The Lys (French) or Leie (Dutch and German) is a river in France and Belgium, and a left-bank tributary of the Scheldt. Its source is in Pas-de-Calais, France, and it flows into the river Scheldt in Ghent, Belgium. Its total length is 202 kilometres (126 mi).
Historically a very polluted river from the high population density and industrialisation in both Northern France and Belgium, it has seen substantial improvements in recent years, partly due to the decline of the principal industry, the spinning and weaving of flax. The region of the Leie (between Deinze and Ghent) was known as a favourite place for numerous painters in the first half of the 20th century.
The source of the Lys is in a village, Lisbourg, east of Fruges, in the Pas-de-Calais department of France. It flows generally northeast through the following departments of France, provinces of Belgium and towns and municipalities:
The main tributaries of the Leie are, from source to mouth: Laquette, Clarence, Lawe, Deûle and Mandel.

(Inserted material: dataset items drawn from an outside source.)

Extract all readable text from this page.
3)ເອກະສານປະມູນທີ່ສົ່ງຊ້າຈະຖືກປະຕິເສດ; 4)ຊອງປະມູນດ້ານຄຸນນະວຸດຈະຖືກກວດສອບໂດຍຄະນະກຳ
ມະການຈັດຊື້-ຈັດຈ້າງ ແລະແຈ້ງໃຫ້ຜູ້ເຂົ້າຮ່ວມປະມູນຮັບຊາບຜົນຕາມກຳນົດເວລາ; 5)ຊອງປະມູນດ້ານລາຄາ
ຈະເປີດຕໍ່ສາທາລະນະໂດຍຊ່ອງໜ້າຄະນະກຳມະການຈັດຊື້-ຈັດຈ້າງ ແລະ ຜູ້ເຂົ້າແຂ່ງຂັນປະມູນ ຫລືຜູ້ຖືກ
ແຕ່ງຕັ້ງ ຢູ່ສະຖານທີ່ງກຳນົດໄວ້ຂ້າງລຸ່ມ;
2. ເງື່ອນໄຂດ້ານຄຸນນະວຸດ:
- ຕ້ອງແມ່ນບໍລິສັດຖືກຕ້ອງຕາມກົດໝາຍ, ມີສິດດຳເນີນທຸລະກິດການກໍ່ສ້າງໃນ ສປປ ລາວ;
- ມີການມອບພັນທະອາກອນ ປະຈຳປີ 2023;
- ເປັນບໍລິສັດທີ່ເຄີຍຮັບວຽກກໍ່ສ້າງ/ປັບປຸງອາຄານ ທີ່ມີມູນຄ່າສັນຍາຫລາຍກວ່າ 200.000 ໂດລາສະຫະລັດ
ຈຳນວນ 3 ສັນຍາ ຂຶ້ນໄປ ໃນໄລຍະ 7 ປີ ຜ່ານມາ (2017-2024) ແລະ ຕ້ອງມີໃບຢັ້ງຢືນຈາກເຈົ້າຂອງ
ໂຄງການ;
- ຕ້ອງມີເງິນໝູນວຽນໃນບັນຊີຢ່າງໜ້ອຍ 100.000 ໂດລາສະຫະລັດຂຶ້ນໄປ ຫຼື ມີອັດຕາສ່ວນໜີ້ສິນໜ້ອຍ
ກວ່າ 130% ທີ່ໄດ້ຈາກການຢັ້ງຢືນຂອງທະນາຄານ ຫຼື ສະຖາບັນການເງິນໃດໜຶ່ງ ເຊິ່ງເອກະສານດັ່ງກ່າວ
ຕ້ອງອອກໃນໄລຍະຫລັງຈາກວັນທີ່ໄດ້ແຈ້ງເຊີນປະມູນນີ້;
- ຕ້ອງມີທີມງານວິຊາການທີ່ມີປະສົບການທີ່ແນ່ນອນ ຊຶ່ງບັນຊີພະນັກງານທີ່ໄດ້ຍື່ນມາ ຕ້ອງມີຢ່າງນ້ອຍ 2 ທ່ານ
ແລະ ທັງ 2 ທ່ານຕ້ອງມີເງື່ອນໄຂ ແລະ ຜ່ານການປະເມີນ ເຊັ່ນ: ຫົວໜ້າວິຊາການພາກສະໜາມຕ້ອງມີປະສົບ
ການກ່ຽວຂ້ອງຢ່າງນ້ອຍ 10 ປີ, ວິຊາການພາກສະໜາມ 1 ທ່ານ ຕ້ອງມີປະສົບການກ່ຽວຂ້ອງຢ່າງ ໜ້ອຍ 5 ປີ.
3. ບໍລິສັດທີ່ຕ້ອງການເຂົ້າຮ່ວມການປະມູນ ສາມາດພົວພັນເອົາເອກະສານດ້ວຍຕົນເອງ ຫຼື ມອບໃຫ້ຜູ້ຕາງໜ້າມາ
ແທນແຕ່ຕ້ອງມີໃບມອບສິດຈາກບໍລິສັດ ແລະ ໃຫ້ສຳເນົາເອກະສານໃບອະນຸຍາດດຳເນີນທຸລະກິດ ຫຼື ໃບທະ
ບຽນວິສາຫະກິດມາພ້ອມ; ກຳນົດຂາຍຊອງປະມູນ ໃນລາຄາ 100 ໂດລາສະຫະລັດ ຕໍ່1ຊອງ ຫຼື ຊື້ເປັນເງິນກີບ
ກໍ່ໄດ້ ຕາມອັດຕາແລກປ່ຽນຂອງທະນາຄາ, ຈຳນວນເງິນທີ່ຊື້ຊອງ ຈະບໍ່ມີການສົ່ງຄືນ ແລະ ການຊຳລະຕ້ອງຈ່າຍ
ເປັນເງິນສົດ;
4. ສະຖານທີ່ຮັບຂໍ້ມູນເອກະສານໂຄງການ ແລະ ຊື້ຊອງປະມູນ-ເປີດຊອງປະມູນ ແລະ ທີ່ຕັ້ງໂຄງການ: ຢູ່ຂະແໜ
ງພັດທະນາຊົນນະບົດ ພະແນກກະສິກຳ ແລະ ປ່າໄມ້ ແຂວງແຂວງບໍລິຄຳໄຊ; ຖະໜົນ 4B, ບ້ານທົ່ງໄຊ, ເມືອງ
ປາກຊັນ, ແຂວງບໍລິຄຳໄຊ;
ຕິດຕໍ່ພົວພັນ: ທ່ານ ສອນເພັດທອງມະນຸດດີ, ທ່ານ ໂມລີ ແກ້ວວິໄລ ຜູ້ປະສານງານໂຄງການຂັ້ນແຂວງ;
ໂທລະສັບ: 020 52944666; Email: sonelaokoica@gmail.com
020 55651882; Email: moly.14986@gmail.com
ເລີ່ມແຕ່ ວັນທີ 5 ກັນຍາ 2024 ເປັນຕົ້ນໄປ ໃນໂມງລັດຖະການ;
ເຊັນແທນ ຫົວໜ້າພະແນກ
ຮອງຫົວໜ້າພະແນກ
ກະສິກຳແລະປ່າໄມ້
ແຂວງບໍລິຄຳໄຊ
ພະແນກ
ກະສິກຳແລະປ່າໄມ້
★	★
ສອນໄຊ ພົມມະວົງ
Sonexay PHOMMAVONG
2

The river was the location of three battles between the Allies and the German Army. During the First World War in 1918 the location was the scene of the First Battle of the Lys, which was part of the German Spring Offensive and later that year of the Second Battle of the Lys, which was part of the Allies' Hundred Days Offensive. During the Second World War, the Battle of the Lys was part of the 1940 German offensive in Flanders towards the English Channel.